Viral shedding has been shown to be prolonged in hospitalized patients with seasonal influenza (Lee CID) and in 2009 H1N1 infections(58,59). In one study, approximately one-third of patients continued to shed live virus at least 1-week after symptom onset (59). In another, 47% of patients continued to shed virus for 7 days or more; 8% for greater than 10 days following symptom onset, despite therapy with oseltamivir (58). Thus, durations of neuraminidase inhibitor therapy longer than 5 days may be appropriate and many jurisdictions are currently recommending therapy for 10 days for H1N1-related critical illness.

We advocate that these adjunctive therapies ideally be used in the context of a clinical trial.

With respect to infection prevention and control related to mode of ventilatory assistance, there is no overwhelming evidence to promote or deny particular modes. During the SARS outbreak, which was associated with a much greater degree of nosocomial spread than seasonal influenza, there was concern that non-invasive and high frequency oscillatory ventilation may promote excess aerosolization of viral laden particles and place surrounding patients and staff at risk. Limited evidence suggests that the process of endotracheal intubation, especially in an uncontrolled setting, may be associated with increased risk of acquiring infection; however, this risk is mitigated extensively if adequate personal protective equipment is worn (77,78). Patients with H1N1-related ARDS are unlikely to have a quickly reversible lung injury, and prior studies suggest that non-invasive ventilation is unlikely to provide definitive ventilation support and obviate the need for invasive support for these patients (79).
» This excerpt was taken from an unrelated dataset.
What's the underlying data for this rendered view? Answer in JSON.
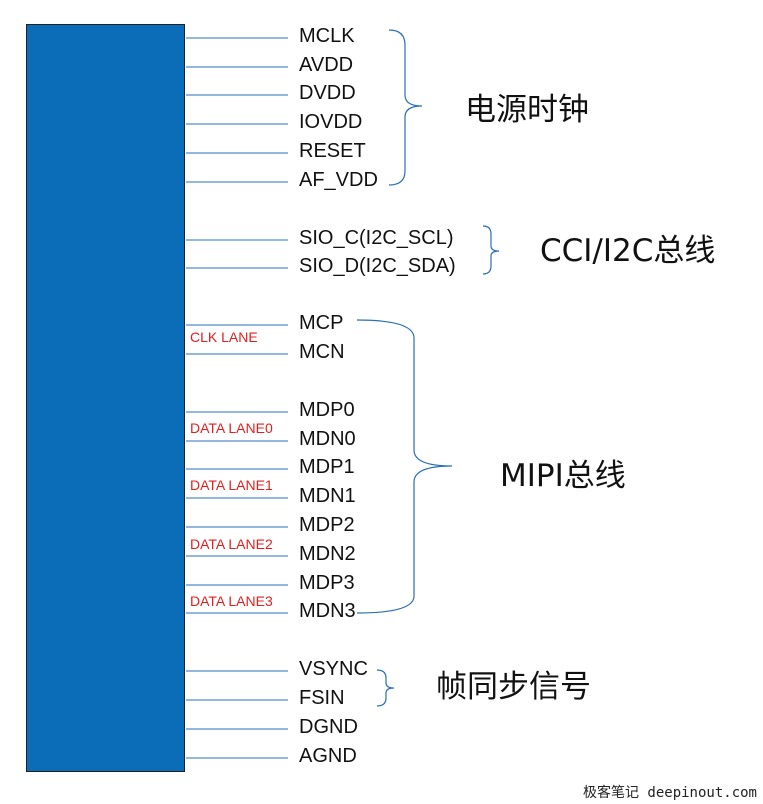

This, coupled with the potential risk of increased aerosolization, leads us to recommend against prolonged non-invasive ventilation. Although HFOV may also generate substantial aerosol, this concern may be mitigated by rapid piston shut-down with disconnections and loss of pressure in the circuit. Most HFO circuits can also be equipped with bacterial viral filters and a scavenger system to the exhalation port that further mitigates risk.